Liz Pratt is a sensory specialist based in Amsterdam. The Beer Idiots interviewed Liz on how brewers with a small budget can use sensory perception techniques to improve quality.
Many small brewers do not even attempt to do some of the basic procedures to improve the quality of the end product – beer – through testing and tasting tests with panels because they believe it is out of their budget or they do not have the time to do it.
However, Pratt advises that there are ways to achieve improvement by using some of the tools at hand – sight, smell, taste, touch and sound. Tasting panels are also essential.
She advises setting aside four hours a week or less depending on the resources.
Collecting the data and sensory analysis starts by asking great questions: What resources are available; what do you want to know and what questions will provide that information to get actionable results.
These resources may be more than small brewers may think, says Pratt. First there are our basic human senses to evaluate, first the ingredients brought into the brewery, all the way through production to the beer about to be sold to the consumer.
This must be done on a consistent basis and recorded, so as to not only train the senses but also to achieve consistency. Sensory perception is a way of evaluating appearance, aroma, flavour and mouthfeel, which brewers do anyway, but perhaps in an informal way.
Another means is to set up a basic sensory panel to evaluate the beer. One tip is to invite anyone you can, not just your friends.
“You never know who your strongest taster is,” said Pratt, during her presentation at the Brewers Forum.
Here too, great questions must be asked and a basic way to record the results are needed to get to actionable results: What does the beer taste like; is it what we meant to make; did something change and do we like it?
However the questions must not be so general as to elicit vague answers. They must be clear and concise about appearance, aroma, mouthfeel, texture and aftertaste, for examples.
For example, flavour can be rated as sweet, sour, salty, bitter on a scale of 1-10 with tasters also contributing any notes they have. Mouthfeel can be rated as very light, light, medium or full bodied.

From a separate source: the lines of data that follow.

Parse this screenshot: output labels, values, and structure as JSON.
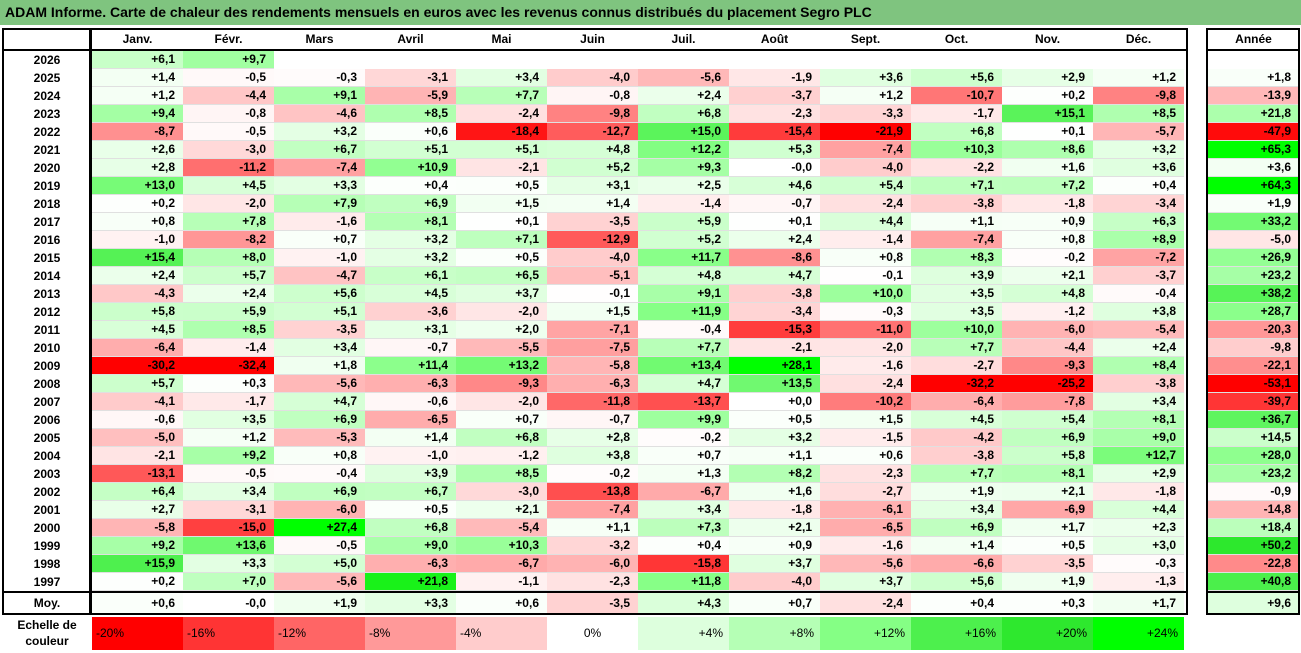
{
  "title": "ADAM Informe. Carte de chaleur des rendements mensuels en euros avec les revenus connus distribués du placement Segro PLC",
  "chart_data": {
    "type": "heatmap",
    "months": [
      "Janv.",
      "Févr.",
      "Mars",
      "Avril",
      "Mai",
      "Juin",
      "Juil.",
      "Août",
      "Sept.",
      "Oct.",
      "Nov.",
      "Déc."
    ],
    "annual_header": "Année",
    "rows": [
      {
        "year": "2026",
        "values": [
          "+6,1",
          "+9,7",
          "",
          "",
          "",
          "",
          "",
          "",
          "",
          "",
          "",
          ""
        ],
        "annual": ""
      },
      {
        "year": "2025",
        "values": [
          "+1,4",
          "-0,5",
          "-0,3",
          "-3,1",
          "+3,4",
          "-4,0",
          "-5,6",
          "-1,9",
          "+3,6",
          "+5,6",
          "+2,9",
          "+1,2"
        ],
        "annual": "+1,8"
      },
      {
        "year": "2024",
        "values": [
          "+1,2",
          "-4,4",
          "+9,1",
          "-5,9",
          "+7,7",
          "-0,8",
          "+2,4",
          "-3,7",
          "+1,2",
          "-10,7",
          "+0,2",
          "-9,8"
        ],
        "annual": "-13,9"
      },
      {
        "year": "2023",
        "values": [
          "+9,4",
          "-0,8",
          "-4,6",
          "+8,5",
          "-2,4",
          "-9,8",
          "+6,8",
          "-2,3",
          "-3,3",
          "-1,7",
          "+15,1",
          "+8,5"
        ],
        "annual": "+21,8"
      },
      {
        "year": "2022",
        "values": [
          "-8,7",
          "-0,5",
          "+3,2",
          "+0,6",
          "-18,4",
          "-12,7",
          "+15,0",
          "-15,4",
          "-21,9",
          "+6,8",
          "+0,1",
          "-5,7"
        ],
        "annual": "-47,9"
      },
      {
        "year": "2021",
        "values": [
          "+2,6",
          "-3,0",
          "+6,7",
          "+5,1",
          "+5,1",
          "+4,8",
          "+12,2",
          "+5,3",
          "-7,4",
          "+10,3",
          "+8,6",
          "+3,2"
        ],
        "annual": "+65,3"
      },
      {
        "year": "2020",
        "values": [
          "+2,8",
          "-11,2",
          "-7,4",
          "+10,9",
          "-2,1",
          "+5,2",
          "+9,3",
          "-0,0",
          "-4,0",
          "-2,2",
          "+1,6",
          "+3,6"
        ],
        "annual": "+3,6"
      },
      {
        "year": "2019",
        "values": [
          "+13,0",
          "+4,5",
          "+3,3",
          "+0,4",
          "+0,5",
          "+3,1",
          "+2,5",
          "+4,6",
          "+5,4",
          "+7,1",
          "+7,2",
          "+0,4"
        ],
        "annual": "+64,3"
      },
      {
        "year": "2018",
        "values": [
          "+0,2",
          "-2,0",
          "+7,9",
          "+6,9",
          "+1,5",
          "+1,4",
          "-1,4",
          "-0,7",
          "-2,4",
          "-3,8",
          "-1,8",
          "-3,4"
        ],
        "annual": "+1,9"
      },
      {
        "year": "2017",
        "values": [
          "+0,8",
          "+7,8",
          "-1,6",
          "+8,1",
          "+0,1",
          "-3,5",
          "+5,9",
          "+0,1",
          "+4,4",
          "+1,1",
          "+0,9",
          "+6,3"
        ],
        "annual": "+33,2"
      },
      {
        "year": "2016",
        "values": [
          "-1,0",
          "-8,2",
          "+0,7",
          "+3,2",
          "+7,1",
          "-12,9",
          "+5,2",
          "+2,4",
          "-1,4",
          "-7,4",
          "+0,8",
          "+8,9"
        ],
        "annual": "-5,0"
      },
      {
        "year": "2015",
        "values": [
          "+15,4",
          "+8,0",
          "-1,0",
          "+3,2",
          "+0,5",
          "-4,0",
          "+11,7",
          "-8,6",
          "+0,8",
          "+8,3",
          "-0,2",
          "-7,2"
        ],
        "annual": "+26,9"
      },
      {
        "year": "2014",
        "values": [
          "+2,4",
          "+5,7",
          "-4,7",
          "+6,1",
          "+6,5",
          "-5,1",
          "+4,8",
          "+4,7",
          "-0,1",
          "+3,9",
          "+2,1",
          "-3,7"
        ],
        "annual": "+23,2"
      },
      {
        "year": "2013",
        "values": [
          "-4,3",
          "+2,4",
          "+5,6",
          "+4,5",
          "+3,7",
          "-0,1",
          "+9,1",
          "-3,8",
          "+10,0",
          "+3,5",
          "+4,8",
          "-0,4"
        ],
        "annual": "+38,2"
      },
      {
        "year": "2012",
        "values": [
          "+5,8",
          "+5,9",
          "+5,1",
          "-3,6",
          "-2,0",
          "+1,5",
          "+11,9",
          "-3,4",
          "-0,3",
          "+3,5",
          "-1,2",
          "+3,8"
        ],
        "annual": "+28,7"
      },
      {
        "year": "2011",
        "values": [
          "+4,5",
          "+8,5",
          "-3,5",
          "+3,1",
          "+2,0",
          "-7,1",
          "-0,4",
          "-15,3",
          "-11,0",
          "+10,0",
          "-6,0",
          "-5,4"
        ],
        "annual": "-20,3"
      },
      {
        "year": "2010",
        "values": [
          "-6,4",
          "-1,4",
          "+3,4",
          "-0,7",
          "-5,5",
          "-7,5",
          "+7,7",
          "-2,1",
          "-2,0",
          "+7,7",
          "-4,4",
          "+2,4"
        ],
        "annual": "-9,8"
      },
      {
        "year": "2009",
        "values": [
          "-30,2",
          "-32,4",
          "+1,8",
          "+11,4",
          "+13,2",
          "-5,8",
          "+13,4",
          "+28,1",
          "-1,6",
          "-2,7",
          "-9,3",
          "+8,4"
        ],
        "annual": "-22,1"
      },
      {
        "year": "2008",
        "values": [
          "+5,7",
          "+0,3",
          "-5,6",
          "-6,3",
          "-9,3",
          "-6,3",
          "+4,7",
          "+13,5",
          "-2,4",
          "-32,2",
          "-25,2",
          "-3,8"
        ],
        "annual": "-53,1"
      },
      {
        "year": "2007",
        "values": [
          "-4,1",
          "-1,7",
          "+4,7",
          "-0,6",
          "-2,0",
          "-11,8",
          "-13,7",
          "+0,0",
          "-10,2",
          "-6,4",
          "-7,8",
          "+3,4"
        ],
        "annual": "-39,7"
      },
      {
        "year": "2006",
        "values": [
          "-0,6",
          "+3,5",
          "+6,9",
          "-6,5",
          "+0,7",
          "-0,7",
          "+9,9",
          "+0,5",
          "+1,5",
          "+4,5",
          "+5,4",
          "+8,1"
        ],
        "annual": "+36,7"
      },
      {
        "year": "2005",
        "values": [
          "-5,0",
          "+1,2",
          "-5,3",
          "+1,4",
          "+6,8",
          "+2,8",
          "-0,2",
          "+3,2",
          "-1,5",
          "-4,2",
          "+6,9",
          "+9,0"
        ],
        "annual": "+14,5"
      },
      {
        "year": "2004",
        "values": [
          "-2,1",
          "+9,2",
          "+0,8",
          "-1,0",
          "-1,2",
          "+3,8",
          "+0,7",
          "+1,1",
          "+0,6",
          "-3,8",
          "+5,8",
          "+12,7"
        ],
        "annual": "+28,0"
      },
      {
        "year": "2003",
        "values": [
          "-13,1",
          "-0,5",
          "-0,4",
          "+3,9",
          "+8,5",
          "-0,2",
          "+1,3",
          "+8,2",
          "-2,3",
          "+7,7",
          "+8,1",
          "+2,9"
        ],
        "annual": "+23,2"
      },
      {
        "year": "2002",
        "values": [
          "+6,4",
          "+3,4",
          "+6,9",
          "+6,7",
          "-3,0",
          "-13,8",
          "-6,7",
          "+1,6",
          "-2,7",
          "+1,9",
          "+2,1",
          "-1,8"
        ],
        "annual": "-0,9"
      },
      {
        "year": "2001",
        "values": [
          "+2,7",
          "-3,1",
          "-6,0",
          "+0,5",
          "+2,1",
          "-7,4",
          "+3,4",
          "-1,8",
          "-6,1",
          "+3,4",
          "-6,9",
          "+4,4"
        ],
        "annual": "-14,8"
      },
      {
        "year": "2000",
        "values": [
          "-5,8",
          "-15,0",
          "+27,4",
          "+6,8",
          "-5,4",
          "+1,1",
          "+7,3",
          "+2,1",
          "-6,5",
          "+6,9",
          "+1,7",
          "+2,3"
        ],
        "annual": "+18,4"
      },
      {
        "year": "1999",
        "values": [
          "+9,2",
          "+13,6",
          "-0,5",
          "+9,0",
          "+10,3",
          "-3,2",
          "+0,4",
          "+0,9",
          "-1,6",
          "+1,4",
          "+0,5",
          "+3,0"
        ],
        "annual": "+50,2"
      },
      {
        "year": "1998",
        "values": [
          "+15,9",
          "+3,3",
          "+5,0",
          "-6,3",
          "-6,7",
          "-6,0",
          "-15,8",
          "+3,7",
          "-5,6",
          "-6,6",
          "-3,5",
          "-0,3"
        ],
        "annual": "-22,8"
      },
      {
        "year": "1997",
        "values": [
          "+0,2",
          "+7,0",
          "-5,6",
          "+21,8",
          "-1,1",
          "-2,3",
          "+11,8",
          "-4,0",
          "+3,7",
          "+5,6",
          "+1,9",
          "-1,3"
        ],
        "annual": "+40,8"
      }
    ],
    "average": {
      "label": "Moy.",
      "values": [
        "+0,6",
        "-0,0",
        "+1,9",
        "+3,3",
        "+0,6",
        "-3,5",
        "+4,3",
        "+0,7",
        "-2,4",
        "+0,4",
        "+0,3",
        "+1,7"
      ],
      "annual": "+9,6"
    },
    "scale": {
      "label_line1": "Echelle de",
      "label_line2": "couleur",
      "items": [
        {
          "label": "-20%",
          "color": "#ff0000"
        },
        {
          "label": "-16%",
          "color": "#ff3434"
        },
        {
          "label": "-12%",
          "color": "#ff6565"
        },
        {
          "label": "-8%",
          "color": "#ff9999"
        },
        {
          "label": "-4%",
          "color": "#ffcccc"
        },
        {
          "label": "0%",
          "color": "#ffffff"
        },
        {
          "label": "+4%",
          "color": "#ddffdd"
        },
        {
          "label": "+8%",
          "color": "#b5ffb5"
        },
        {
          "label": "+12%",
          "color": "#85ff85"
        },
        {
          "label": "+16%",
          "color": "#4df04d"
        },
        {
          "label": "+20%",
          "color": "#2ee82e"
        },
        {
          "label": "+24%",
          "color": "#00ff00"
        }
      ]
    }
  }
}
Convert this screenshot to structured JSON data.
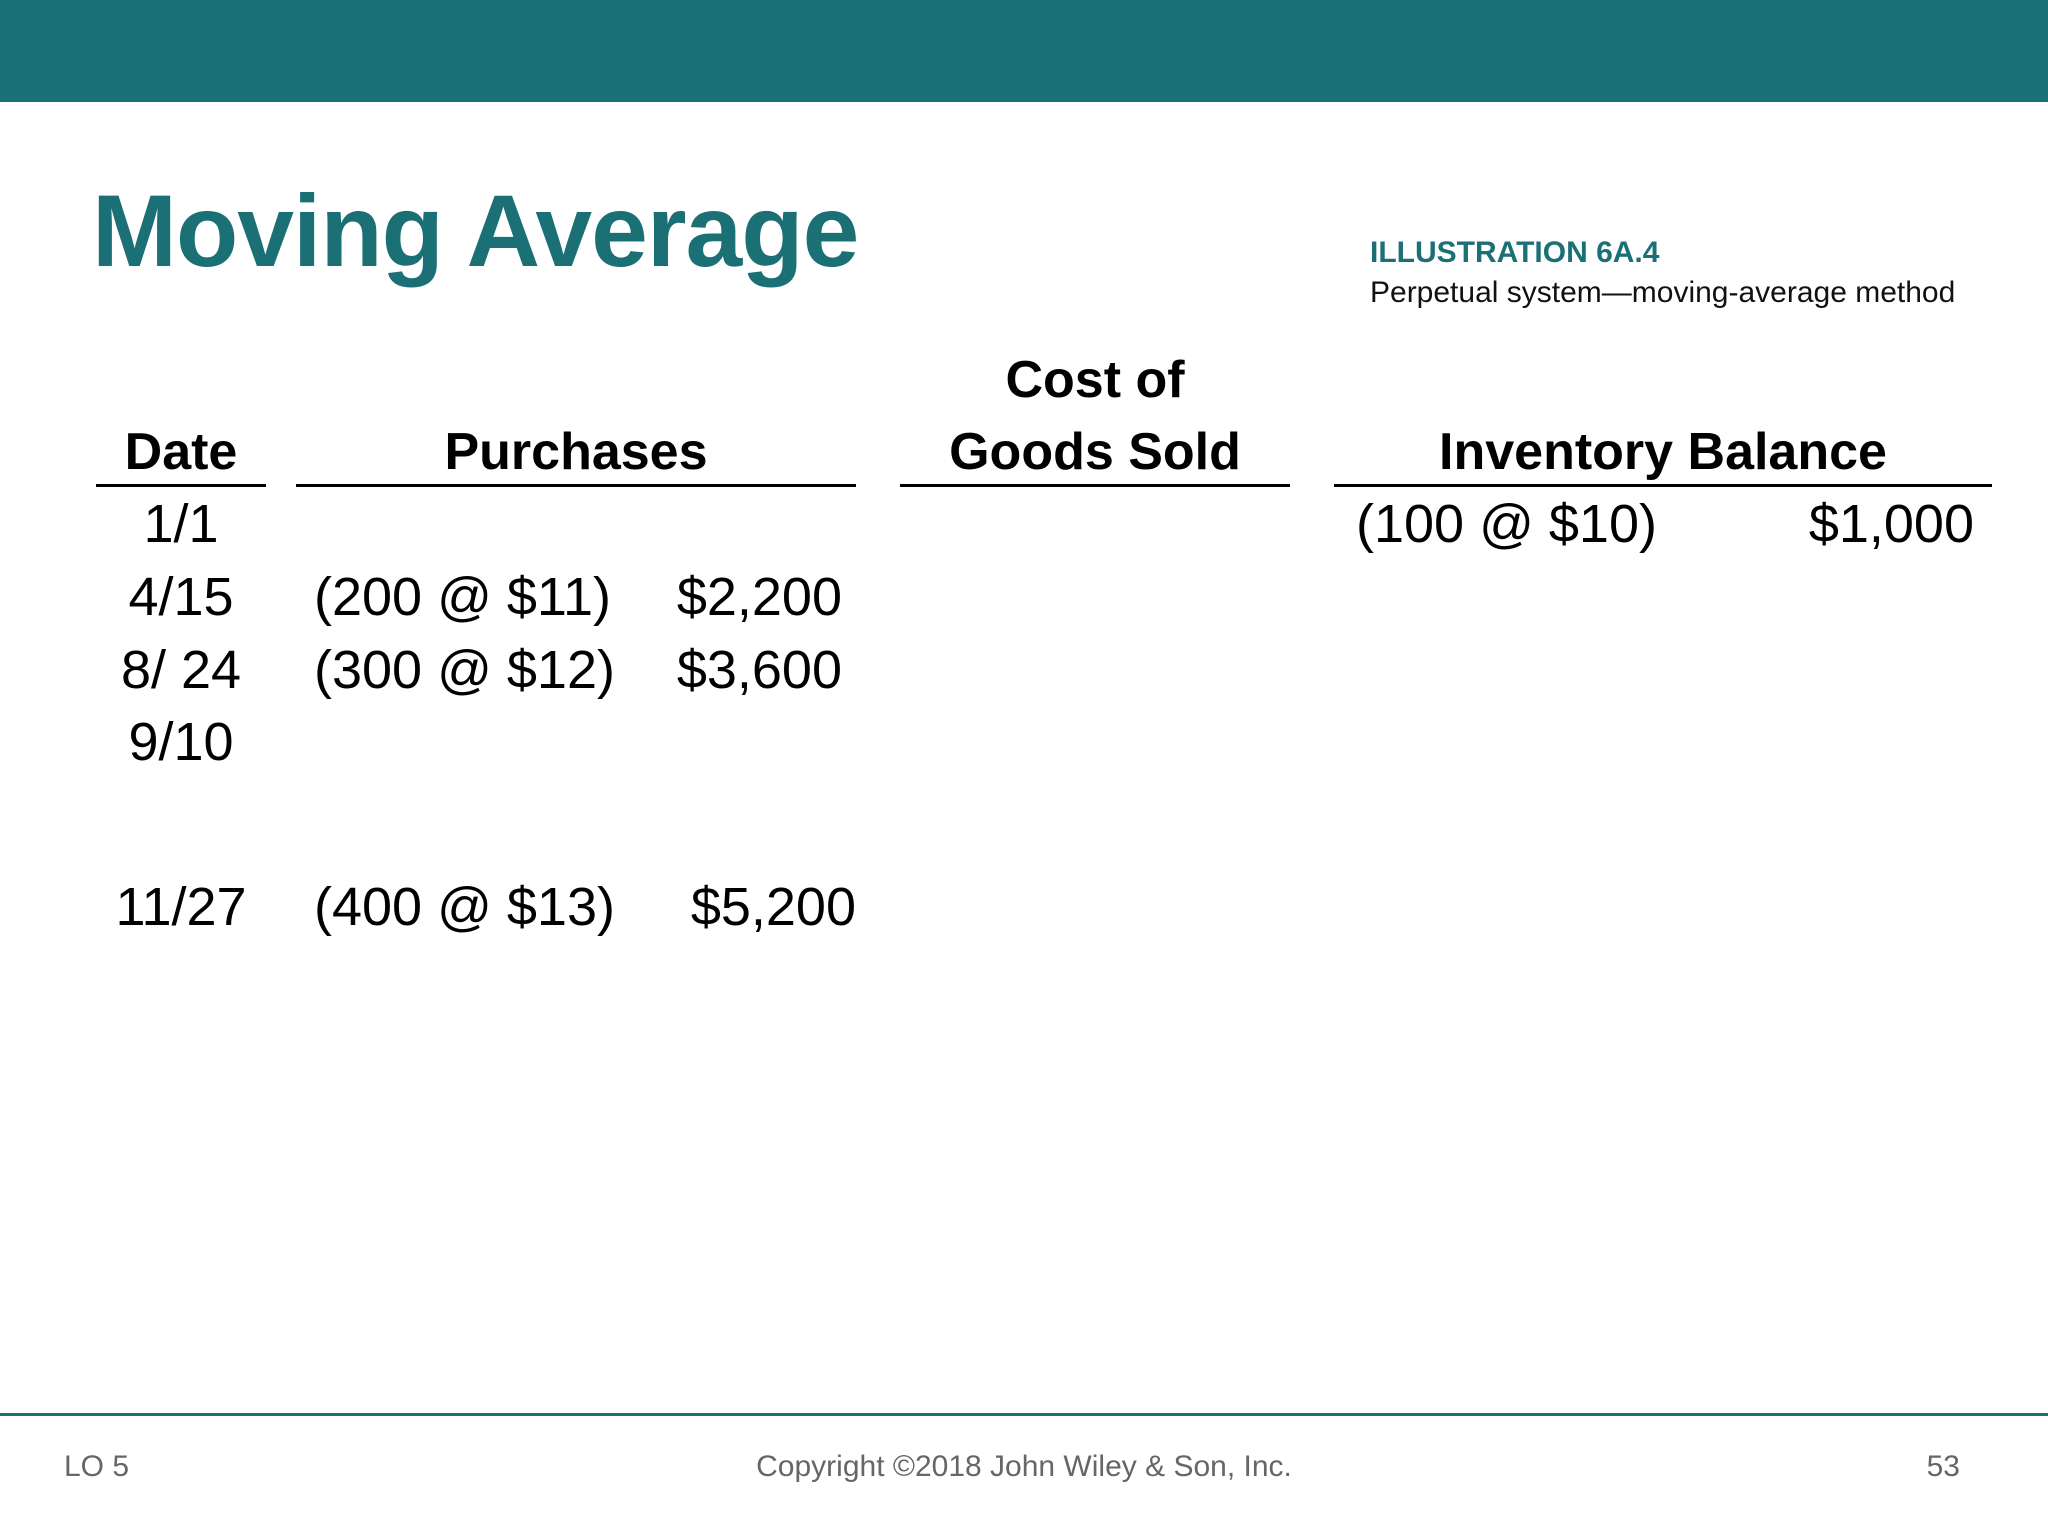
{
  "slide": {
    "title": "Moving Average",
    "illustration_label": "ILLUSTRATION 6A.4",
    "illustration_caption": "Perpetual system—moving-average method"
  },
  "table": {
    "headers": {
      "date": "Date",
      "purchases": "Purchases",
      "cogs_line1": "Cost of",
      "cogs_line2": "Goods Sold",
      "inventory": "Inventory Balance"
    },
    "rows": [
      {
        "date": "1/1",
        "purchase_units": "",
        "purchase_amount": "",
        "inventory_units": "(100 @ $10)",
        "inventory_amount": "$1,000"
      },
      {
        "date": "4/15",
        "purchase_units": "(200 @ $11)",
        "purchase_amount": "$2,200",
        "inventory_units": "",
        "inventory_amount": ""
      },
      {
        "date": "8/ 24",
        "purchase_units": "(300 @ $12)",
        "purchase_amount": "$3,600",
        "inventory_units": "",
        "inventory_amount": ""
      },
      {
        "date": "9/10",
        "purchase_units": "",
        "purchase_amount": "",
        "inventory_units": "",
        "inventory_amount": ""
      },
      {
        "date": "11/27",
        "purchase_units": "(400 @ $13)",
        "purchase_amount": "$5,200",
        "inventory_units": "",
        "inventory_amount": ""
      }
    ]
  },
  "footer": {
    "left": "LO 5",
    "center": "Copyright ©2018 John Wiley & Son, Inc.",
    "right": "53"
  },
  "colors": {
    "accent": "#1b7076"
  }
}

The next step is to organise the data in a way it is understandable to the brewer, while listing the date, topic and answers of each session on an Excel sheet for example, or through apps such as DraughtLab.
From that information brewers can write a short description of the beer based on the visual, aroma, taste and mouthfeel information gleaned from tasters. This will be the baseline description on which to judge subsequent batches.
“What is needed and what is possible is different for every team,” Pratt said.
This interview and article is part of our series of interviews at The Brewers of Europe’s Brewers Forum in Prague.